I School connections
I School courses have a good balance of theory and application.The best skills I’ve acquired at I School are user-centered prototyping of technical solutions. Just knowing how to code isn’t useful unless the use-case is crystal clear.

Info 290T. Data Mining and Analytics in Intelligent Business Services was directly useful and relevant to my work at LinkedIn. I learned that data is only useful when you can draw insights from it to solve a particular business problem. Jimmy Retzlaff really taught us to focus on the business problem and not overcomplicate the data analysis.

I’ve learned a lot about product management, A/B testing, and quantitative and qualitative interplay while deciding on product features — plus the big data and data mining skills for working with terabytes of data.


Siddharth Agrawal

Engineering Innovation Intern
Symantec

About my internship
I’m working on Symantec’s encryption team to develop a product architecture, prototype, and business plan for a new cloud-encryption product.

Five teams of interns from Berkeley, Stanford, Kellogg, HBS, Tuck, and other universities worked on five different ideas during the eight-week internship. Last week we presented our business case and demo to a judging panel of SVPs and the CTO. This whole internship has been an amazing experience.

I School connections
When an speaker at Symantec talking about encryption and security also mentioned privacy, intellectual property, and safe harbor laws, it reminded me of Info 205. Information Law and Policy and made my eyes light up — and that’s when I knew that I’m going to the right school and the right program.

My internship had more than just a connection to the I School; it seemed like an extension of my coursework. We started with a paper prototype and developed a working prototype for encrypted cloud storage, just like we did in Info 213. User Interface Design and Development or Computer Science 169. Prof.

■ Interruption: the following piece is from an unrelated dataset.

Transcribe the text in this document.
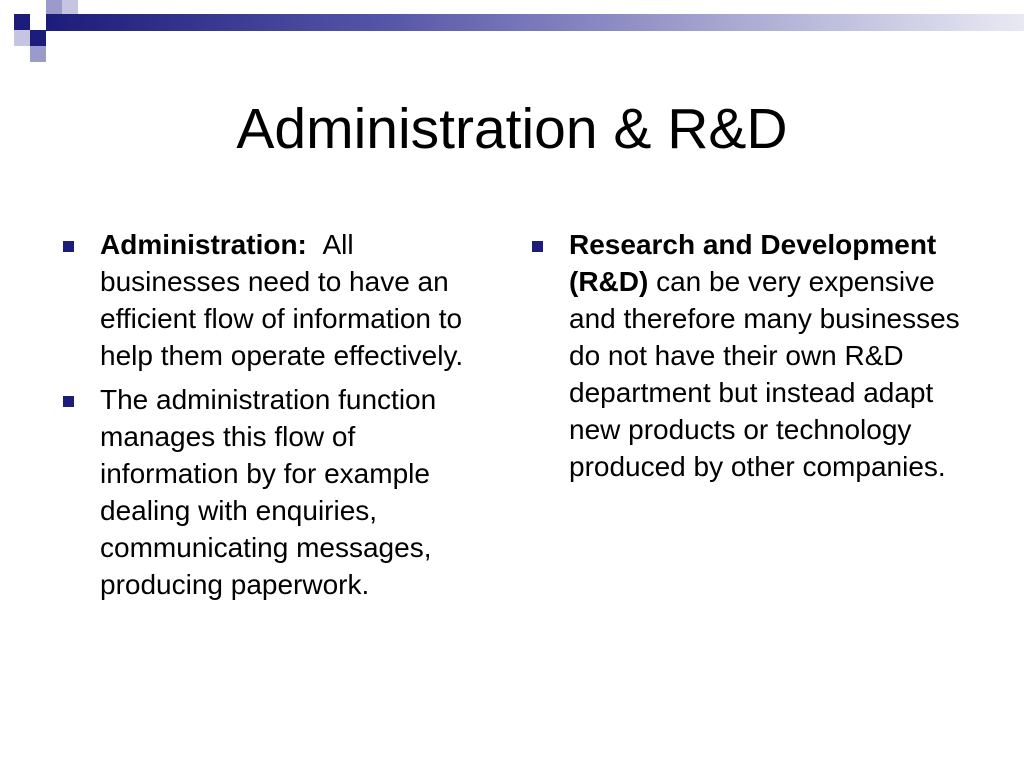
Administration & R&D
Administration: All businesses need to have an efficient flow of information to help them operate effectively.
The administration function manages this flow of information by for example dealing with enquiries, communicating messages, producing paperwork.
Research and Development (R&D) can be very expensive and therefore many businesses do not have their own R&D department but instead adapt new products or technology produced by other companies.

Chuang’s Info 290M. Open Collaboration and Peer Production class was useful, since we developed this solution on Openstack, an open source cloud platform. And the Python I learned in Info 256. Applied Natural Language Processing and the concepts from Jim Blomo's Info 253. Web Architecture class definitely came in handy.


Andrew McConachie

Research Project Assistant
Internet Society

About my internship
I created content to help promote the adoption of IETF technologies by network operators. I worked with the Internet Society’s Deploy360 Programme, which focuses on IPv6, DNSSEC, BGPSec, TLS and BCP38 (anti-spoofing) adoption.

One interesting story — I hacked on some DNSSEC Python code that was originally written by Steve Crocker. He’s the guy that wrote RFC1, and he’s still very involved in the IETF.

I School connections
Everything about the internship seemed connected to Info 203. Social and Organizational Issues of Information. I even referenced the Tragedy of the Commons in an article I wrote for the internship.